Robert Cialdini, Professor of Psychology at Arizona State University, has called this social proof.
He measured the effect of social proof on anti-social behaviour at the Petrified Forest National Park in Arizona, which was being slowly eroded by the 3% of visitors who pilfered pieces of the beautiful rock-like wood. Cialdini created signs highlighting the scale of the problem: ‘Please don’t take wood because the park is being changed by the many visitors who steal’.
This sign led to a near tripling of theft compared to the message free control. A full 8% of visitors pocketed a piece of wood. By publicising the scale of the problem, he lessened the sense of crime: surely it couldn’t be that bad if everyone was at it? In Cialdini’s words, “This wasn’t a crime prevention strategy; it was a crime promotion strategy.”
The misuse of social proof is so commonplace – especially among charities and public-sector advertising – that Cialdini has called it the “big mistake”.
If behavioural science is so useful, why doesn’t every brand use it?
One of the reasons marketers have failed to embrace nudging is an unhealthy disdain for the past. Nudging is sometimes tarnished as being “old-fashioned” as it draws on psychology experiments stretching back to the early twentieth century.

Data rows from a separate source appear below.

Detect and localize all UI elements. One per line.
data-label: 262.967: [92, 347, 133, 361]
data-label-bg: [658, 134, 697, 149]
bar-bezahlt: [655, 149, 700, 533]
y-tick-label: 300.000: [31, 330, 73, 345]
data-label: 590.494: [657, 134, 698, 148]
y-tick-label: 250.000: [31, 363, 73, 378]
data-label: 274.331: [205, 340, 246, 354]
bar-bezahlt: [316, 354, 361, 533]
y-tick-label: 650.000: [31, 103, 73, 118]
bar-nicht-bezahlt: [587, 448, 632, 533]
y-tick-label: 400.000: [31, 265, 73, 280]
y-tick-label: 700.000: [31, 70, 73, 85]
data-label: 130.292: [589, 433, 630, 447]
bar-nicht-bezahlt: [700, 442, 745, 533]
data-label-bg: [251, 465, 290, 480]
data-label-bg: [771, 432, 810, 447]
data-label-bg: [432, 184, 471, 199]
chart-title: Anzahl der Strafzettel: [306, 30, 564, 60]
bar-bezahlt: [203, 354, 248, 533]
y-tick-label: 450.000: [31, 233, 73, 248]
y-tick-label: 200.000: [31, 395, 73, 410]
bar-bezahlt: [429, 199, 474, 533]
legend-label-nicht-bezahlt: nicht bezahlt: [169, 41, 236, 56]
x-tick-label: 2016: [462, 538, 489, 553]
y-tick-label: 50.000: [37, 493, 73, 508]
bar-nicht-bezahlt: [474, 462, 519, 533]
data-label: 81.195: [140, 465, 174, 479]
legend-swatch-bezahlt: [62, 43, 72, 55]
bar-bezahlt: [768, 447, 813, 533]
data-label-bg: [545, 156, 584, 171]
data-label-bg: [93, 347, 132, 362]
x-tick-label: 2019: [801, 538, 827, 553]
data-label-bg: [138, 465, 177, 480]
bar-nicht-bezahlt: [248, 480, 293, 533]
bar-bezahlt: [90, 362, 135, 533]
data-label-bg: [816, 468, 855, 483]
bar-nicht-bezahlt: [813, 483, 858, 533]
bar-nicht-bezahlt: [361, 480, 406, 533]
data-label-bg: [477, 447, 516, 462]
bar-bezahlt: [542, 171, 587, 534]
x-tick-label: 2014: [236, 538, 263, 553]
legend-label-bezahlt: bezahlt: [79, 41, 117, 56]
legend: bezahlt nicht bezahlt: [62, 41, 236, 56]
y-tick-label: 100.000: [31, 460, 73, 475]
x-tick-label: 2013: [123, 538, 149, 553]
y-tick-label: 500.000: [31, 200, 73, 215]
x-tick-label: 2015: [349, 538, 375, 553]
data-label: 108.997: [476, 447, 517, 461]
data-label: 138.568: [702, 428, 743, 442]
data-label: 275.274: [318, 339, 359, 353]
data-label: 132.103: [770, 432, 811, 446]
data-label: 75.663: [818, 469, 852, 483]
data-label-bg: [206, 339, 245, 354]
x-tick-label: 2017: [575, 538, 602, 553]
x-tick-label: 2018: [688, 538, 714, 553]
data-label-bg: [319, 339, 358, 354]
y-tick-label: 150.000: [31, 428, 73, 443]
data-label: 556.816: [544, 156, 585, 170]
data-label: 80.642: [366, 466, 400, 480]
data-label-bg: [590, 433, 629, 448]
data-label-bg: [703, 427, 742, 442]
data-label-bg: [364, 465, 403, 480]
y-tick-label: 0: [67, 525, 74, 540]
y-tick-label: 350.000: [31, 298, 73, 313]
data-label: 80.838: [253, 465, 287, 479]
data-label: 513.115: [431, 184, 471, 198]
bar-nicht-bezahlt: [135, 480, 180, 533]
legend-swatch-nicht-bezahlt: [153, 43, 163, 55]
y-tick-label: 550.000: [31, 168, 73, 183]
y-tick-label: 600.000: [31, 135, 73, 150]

But that doesn’t matter. After all, human nature is remarkably consistent. Bill Bernbach, probably the most influential ad creative ever, summed it up best,
“It took millions of years for man’s instincts to develop. It will take millions more for them to even vary. It is fashionable to talk about changing man. A communicator must be concerned with unchanging man, with his obsessive drive to survive, to be admired, to succeed, to love, to take care of his own.”
The desire to demonstrate the consistency of our fundamental motivations was one of the reasons I started conducting my own experiments. Over the last decade, I’ve run hundreds of experiments and repeatedly shown that the insights discovered by psychologists, even those from one hundred years ago, still apply today.